Die Schweiz muss endlich Farbe bekennen. Da überfällt ein Land völkerrechtswidrig ein anderes, begeht schrecklichste Kriegsverbrechen, bombardiert Städte und zivile Einrichtungen; russische Soldaten vergewaltigen Frauen und Kinder – und die Schweiz schaut zu und verweigert dem überfallenen Land effektive Hilfe. Da liegt auf der Strasse ein Verletzter, schreit um Hilfe, und wir gehen an ihm vorbei und sagen: Sorry, wir sind eben neutral.
Auch in Iran spielt die Schweiz keine überzeugende Rolle. Den Sanktionen gegen Vertreter der sogenannt Islamische Republik schliesst sich unser Land nicht an – was ebenfalls ein internationales Kopfschütteln verursacht. Das Argument, dass die Schweiz in Iran ausländische Interessen vertrete und doch schon viel Positives bewirkt habe, muss hinterfragt werden. Die Politik und das Vorgehen der Mullahs ist derart schrecklich – was wurde denn da Positives bewirkt?
Vielleicht täte es unserem Land gut, vom hohen Ross herunterzusteigen. Der Alleingang der Schweiz ist aus der Zeit gefallen. Die Schweizer, das sind nicht Asterix und Obelix, die über einen Zaubertrank verfügen und deshalb allen anderen überlegen sind. Es gibt keine «potion magique».
Der IKRK-Staat Schweiz gibt sich gern fast schon als «Erfinder des humanitären Völkerrechts». Doch jetzt, wo es um die Durchsetzung dieses Völkerrechts geht, steht man plötzlich abseits. Die Implementierung überlässt man den anderen.

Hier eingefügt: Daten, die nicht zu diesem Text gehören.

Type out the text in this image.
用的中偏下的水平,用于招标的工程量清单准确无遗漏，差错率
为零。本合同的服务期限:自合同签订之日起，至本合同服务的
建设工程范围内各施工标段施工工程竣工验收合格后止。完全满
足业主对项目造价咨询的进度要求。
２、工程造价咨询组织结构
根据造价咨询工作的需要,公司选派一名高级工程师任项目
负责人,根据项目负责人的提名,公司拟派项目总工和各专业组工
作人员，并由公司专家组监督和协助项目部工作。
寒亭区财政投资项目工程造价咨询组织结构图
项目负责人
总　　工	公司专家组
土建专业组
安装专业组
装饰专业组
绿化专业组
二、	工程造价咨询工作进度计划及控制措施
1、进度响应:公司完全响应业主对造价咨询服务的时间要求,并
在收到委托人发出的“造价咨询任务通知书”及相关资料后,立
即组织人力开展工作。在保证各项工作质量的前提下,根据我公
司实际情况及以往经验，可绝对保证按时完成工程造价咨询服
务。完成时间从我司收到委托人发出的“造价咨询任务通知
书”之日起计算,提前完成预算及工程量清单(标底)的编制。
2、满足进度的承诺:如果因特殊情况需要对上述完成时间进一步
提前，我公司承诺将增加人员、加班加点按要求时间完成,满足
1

Mit ihrer Haltung – man kann es drehen, wie man will – hilft die Schweiz Putin und schadet den hilfsbedürftigen, für ihre Freiheit kämpfenden Ukrainern und Ukrainerinnen.
Unser Land muss sich überlegen, auf welcher Seite der Geschichte es steht. Steht die Schweiz auf der Seite jener, die die Menschenrechte aktiv und effektiv verteidigen, die gegen Kriegsverbrecher aktiv und effektiv vorgehen und eine Vergewaltigung des humanitären Völkerrechts aktiv und effektiv nicht tolerieren? Oder verkriecht sich die Schweiz hinter dem schwammigen Begriff «Neutralität» und setzt so eine ganze Bevölkerung Bomben und Terror aus?
Putin versteht nur die Sprache der Gewalt. Die Ukraine braucht Waffen und Munition. Auch schweizerische Waffen und Munition.
Vielleicht wird es viele Jahre später einmal Historiker geben, die sagen, in den Jahren 2022/23 hat die Schweiz den Ruf verspielt, Völkern in Not zu helfen und das von ihr mitinitiierte Völkerrecht zu verteidigen.
Aufrufe zu Verhandlungen sind ja nett und edel. Friedensdemonstrationen ebenfalls. Doch Putin, der sich in einem «Kriegsrausch» befindet, steckt das weg. Sind wir so naiv zu glauben, dass wenn jemand eine ganze Nation in Trümmer legt, sich von einigen Demonstranten und Pazifisten beeindrucken lässt? Nach über einem Jahr der Schlächterei sollten wir endlich einsehen: Putin versteht nur die Sprache der Gewalt. Die Ukraine braucht Waffen und Munition. Auch schweizerische Waffen und Munition.
Wie sagte Friedensnobelpreisträger Elie Wiesel: «Neutralität hilft immer dem Unterdrücker, nie dem Opfer. Stillhalten ermutigt die Peiniger, nie die Gepeinigten.»
Der amerikanische Botschafter hat wohl recht, wenn er sagt: Die Schweiz befindet sich «in der schwersten Krise seit dem Zweiten Weltkrieg». Innerhalb eines Jahres hat die Schweiz ihren einst stolzen Ruf eingebüsst.
Wer auch immer den Krieg in der Ukraine verliert: Die Schweiz könnte zu den Verlierern zählen. Darunter wird sie noch lange leiden. Sie wird es schwer haben, ihren ramponierten Ruf bald wieder auffrischen zu können.